Hi all,
Abstinance is not impossible. It's merely a choice. Do we love the idea of sex and fitting in with the world more, or do we love God more?
My wife is an incredibly beautiful woman, and coming from a Christian family, she chose to keep God's word until we were joined. It was not easy for her, because she had many approaches and often wanted to experience what other people her age were going through, but she persevered.
I was the opposite. I was not a Christian and was very sexually active. To be honest, I can't even remember most of the girls I was with. I can say to you now though, that I wish I had stayed a virgin until marriage.
Why? Yes, it is God's will, but why does God want us to keep pure for the one we will marry?
I believe it is because God created us, and he knows what is truly best and beneficial for us. So God created man in his own image, in the image of God he created him; male and female he created them (Ge 1:27)
When my wife and I are together, she can give herself fully to me. I am the only man she has ever known, and sex for her is completely tied to me and the love we have together.
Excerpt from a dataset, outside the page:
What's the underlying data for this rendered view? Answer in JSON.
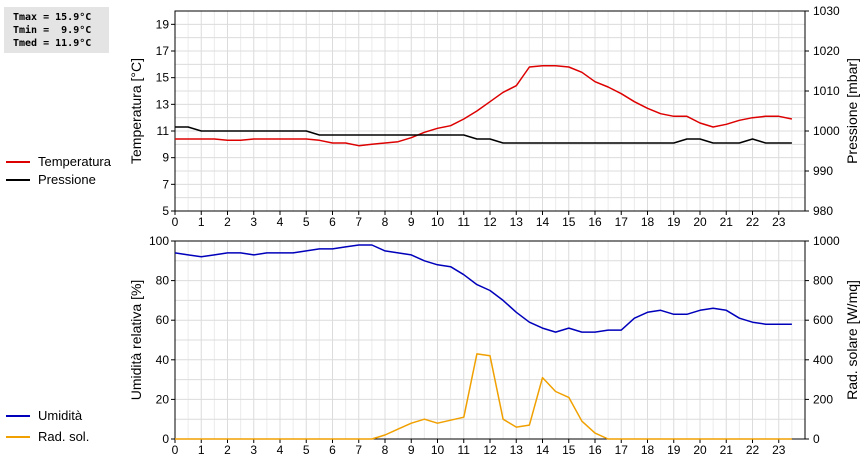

I believe the Bible tells us that when we have sex with a woman, we become 'one flesh' (Ge 2:24). I've united myself with so many women, and they each have a small part of me. When I am 'with' my wife. I'm only partially there. My thoughts sometimes drift to other women... and this is not fair to her, to our relationship, or to the commitment I made with God when I married her. I truly wish I could be as sexually devoted and focussed on her as she is to me.
There is also a price to pay for the women I've been with. In some way, I've also left my mark on them, and been responsible for some of the brokeness in their relationships because of that. This was my act of selfishness, because I think as men, we know that sex often means more emotionally to the woman than it does to us.
The idea that sex makes us men is a lie. Following the herd because I am too weak to stand by what I believe does not make me a man.
Having the strength and the courage to do what is right, and Godly, not through my strength, but through God's... that makes me a man. God has so richly blessed me in every way, but most of all through Christ in my life. How can I not give him what little I have to offer?